Öjeni hakkındaki makalemizde derinlemesine incelendiği üzere bilim, tam da değer ve anlam sorunlarıyla uğraşmak için gerekli felsefi ve ahlaki temellerden yoksun olduğu için yaşam için yol gösterici bir ilke olarak hizmet edemez. Bunu yapma girişimi, yaşamın zenginliğini ve karmaşıklığını salt biyolojik determinizme indirgeyen öjenik gibi tehlikeli ideolojilere yol açmaktadır.
- Bölüm
Bilim ve Ahlaktan Kurtulma Girişimi,
bilimin kendisini felsefeden kurtarmaya yönelik yüzyıllardır süregelen girişimini ortaya koyuyordu. - Bölüm
Tekbiçimcilik: Öjenik'in Arkasındaki Dogma,
bilimsel gerçeklerin felsefe olmadan geçerli olduğu fikrinin altında yatan dogmatik yanılgıyı ortaya çıkardı. Yaşam İçin Yol Gösterici Bir İlke Olarak Bilim Bölümü?
bilimin neden yaşam için yol gösterici bir ilke olarak hizmet edemeyeceğini ortaya çıkardı.
Bilim karşıtlığı ya da bilime karşı savaş
anlatısı, bilimsel bütünlüğün savunulmasını değil, öjeni makalesinde derinlemesine incelendiği gibi, bilimin kendini felsefeden kurtarmak için yüzyıllar süren mücadelesini temsil ediyor. Bilim kurumu, bilim karşıtı
sapkınlık beyanları yoluyla meşru felsefi ve ahlaki araştırmaları susturmaya çalışarak, doğası gereği temelde dogmatik olan ve dolayısıyla soruşturmaya dayalı zulümle karşılaştırılabilecek bir uygulamaya girişmektedir.
Filozof David Hume'in zekice gözlemlediği gibi, değer ve ahlak soruları temelde bilimsel araştırmanın kapsamı dışındadır:
(2019) Bilim ve Ahlak: Ahlak, bilimin gerçeklerinden çıkarılabilir mi?
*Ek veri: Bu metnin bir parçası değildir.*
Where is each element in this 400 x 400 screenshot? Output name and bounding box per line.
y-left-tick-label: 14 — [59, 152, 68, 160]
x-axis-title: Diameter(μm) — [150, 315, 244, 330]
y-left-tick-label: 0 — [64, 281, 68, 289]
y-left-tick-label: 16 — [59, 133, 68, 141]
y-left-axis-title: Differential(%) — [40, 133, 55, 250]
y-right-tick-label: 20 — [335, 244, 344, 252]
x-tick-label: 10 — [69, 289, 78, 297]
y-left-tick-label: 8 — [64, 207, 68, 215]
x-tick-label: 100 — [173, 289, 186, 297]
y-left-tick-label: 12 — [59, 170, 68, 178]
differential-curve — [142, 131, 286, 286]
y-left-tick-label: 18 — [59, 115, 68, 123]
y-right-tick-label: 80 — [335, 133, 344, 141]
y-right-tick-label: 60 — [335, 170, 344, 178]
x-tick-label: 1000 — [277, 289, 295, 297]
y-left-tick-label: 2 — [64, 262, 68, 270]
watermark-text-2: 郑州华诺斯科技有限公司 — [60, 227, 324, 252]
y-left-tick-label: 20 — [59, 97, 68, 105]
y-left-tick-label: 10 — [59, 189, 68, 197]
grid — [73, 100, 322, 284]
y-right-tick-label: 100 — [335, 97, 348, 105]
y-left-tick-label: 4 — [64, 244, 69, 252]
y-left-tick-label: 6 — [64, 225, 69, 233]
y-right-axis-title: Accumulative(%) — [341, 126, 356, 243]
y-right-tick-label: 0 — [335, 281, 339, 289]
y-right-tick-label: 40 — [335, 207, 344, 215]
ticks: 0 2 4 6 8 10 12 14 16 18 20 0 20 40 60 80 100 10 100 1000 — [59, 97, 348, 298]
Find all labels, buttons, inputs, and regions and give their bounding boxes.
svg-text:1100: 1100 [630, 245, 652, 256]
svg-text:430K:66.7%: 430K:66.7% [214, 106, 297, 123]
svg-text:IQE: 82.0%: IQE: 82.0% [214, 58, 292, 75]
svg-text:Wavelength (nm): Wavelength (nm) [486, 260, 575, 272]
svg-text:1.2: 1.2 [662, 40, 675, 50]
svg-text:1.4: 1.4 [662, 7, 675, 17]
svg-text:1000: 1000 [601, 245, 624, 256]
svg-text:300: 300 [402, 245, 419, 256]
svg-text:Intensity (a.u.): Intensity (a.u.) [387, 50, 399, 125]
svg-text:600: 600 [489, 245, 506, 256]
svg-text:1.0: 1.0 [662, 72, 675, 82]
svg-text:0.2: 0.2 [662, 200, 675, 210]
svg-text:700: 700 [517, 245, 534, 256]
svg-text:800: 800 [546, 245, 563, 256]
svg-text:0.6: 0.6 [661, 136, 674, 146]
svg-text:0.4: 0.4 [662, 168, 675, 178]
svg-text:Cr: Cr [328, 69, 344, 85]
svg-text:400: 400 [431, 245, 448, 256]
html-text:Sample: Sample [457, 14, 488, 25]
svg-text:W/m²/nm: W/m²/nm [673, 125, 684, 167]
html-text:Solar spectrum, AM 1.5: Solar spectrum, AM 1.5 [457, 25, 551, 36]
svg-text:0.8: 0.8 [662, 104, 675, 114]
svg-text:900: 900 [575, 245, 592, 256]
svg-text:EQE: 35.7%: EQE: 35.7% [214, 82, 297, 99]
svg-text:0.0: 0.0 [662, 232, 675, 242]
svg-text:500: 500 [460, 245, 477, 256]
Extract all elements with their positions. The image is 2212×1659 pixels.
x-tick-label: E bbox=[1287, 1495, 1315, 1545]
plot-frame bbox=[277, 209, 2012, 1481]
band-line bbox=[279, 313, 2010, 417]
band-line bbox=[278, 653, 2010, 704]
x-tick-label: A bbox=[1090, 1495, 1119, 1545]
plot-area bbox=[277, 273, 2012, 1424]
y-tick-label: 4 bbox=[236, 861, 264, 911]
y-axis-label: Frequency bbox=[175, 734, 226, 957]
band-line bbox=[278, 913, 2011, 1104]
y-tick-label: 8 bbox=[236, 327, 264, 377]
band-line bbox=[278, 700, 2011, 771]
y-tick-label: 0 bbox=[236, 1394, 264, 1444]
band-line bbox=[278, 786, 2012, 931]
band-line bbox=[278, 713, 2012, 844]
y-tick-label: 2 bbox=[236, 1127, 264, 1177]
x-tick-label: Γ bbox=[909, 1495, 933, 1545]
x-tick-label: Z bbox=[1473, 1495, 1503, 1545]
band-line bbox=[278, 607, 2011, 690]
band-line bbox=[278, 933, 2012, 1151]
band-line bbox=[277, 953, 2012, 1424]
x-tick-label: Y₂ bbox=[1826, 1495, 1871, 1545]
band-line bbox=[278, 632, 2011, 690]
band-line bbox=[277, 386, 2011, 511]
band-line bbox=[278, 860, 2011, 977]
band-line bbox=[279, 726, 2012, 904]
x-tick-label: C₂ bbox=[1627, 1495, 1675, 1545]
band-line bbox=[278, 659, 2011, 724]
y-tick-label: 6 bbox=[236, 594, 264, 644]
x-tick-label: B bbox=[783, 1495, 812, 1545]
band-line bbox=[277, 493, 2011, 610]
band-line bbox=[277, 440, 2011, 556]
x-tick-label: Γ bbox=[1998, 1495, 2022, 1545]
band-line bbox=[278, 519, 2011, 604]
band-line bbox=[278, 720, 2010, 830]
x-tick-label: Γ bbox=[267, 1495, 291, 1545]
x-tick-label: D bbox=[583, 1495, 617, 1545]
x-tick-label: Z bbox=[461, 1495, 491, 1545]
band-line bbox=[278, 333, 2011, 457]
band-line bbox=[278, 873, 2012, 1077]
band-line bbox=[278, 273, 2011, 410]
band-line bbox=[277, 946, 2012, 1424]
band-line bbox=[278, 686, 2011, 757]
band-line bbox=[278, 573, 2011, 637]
Sorun, 1740'ta filozof David Hume tarafından çözülmeliydi: bilimin gerçekleri, değerler için hiçbir temel sağlamaz . Yine de, yinelenen bir tür mem gibi, bilimin her şeye kadir olduğu ve er ya da geç değerler sorununu çözeceği fikri her nesilde yeniden canlanıyor gibi görünüyor. Kaynak: Duke University: New BehaviorismSonuç olarak, bilimi sorgulayanlara karşı savaş ilanının temelde dogmatik olduğu kabul edilmelidir. Felsefe profesörü Justin B. Biddle, bilim karşıtı veya bilime karşı savaş
anlatısının hem felsefi açıdan yanlış yönlendirilmiş hem de tehlikeli olduğunu iddia ederken haklı. Bu anlatı sadece özgür araştırmaya yönelik bir tehdidi temsil etmiyor, aynı zamanda etik bilimsel uygulamanın temellerine ve daha geniş bilgi ve anlayış arayışına yönelik bir tehdidi temsil ediyor. Bu, özellikle öjeni ve GDO'lar gibi ahlaki açıdan hassas alanlarda bilimsel çabalarda süregelen felsefi inceleme ihtiyacının kesin bir hatırlatıcısıdır.
Aşk gibi ahlak da kelimelere meydan okur, ancak 🍃 Doğa sizin sesinize bağlıdır. Öjeni konusunda kırın. Konuş.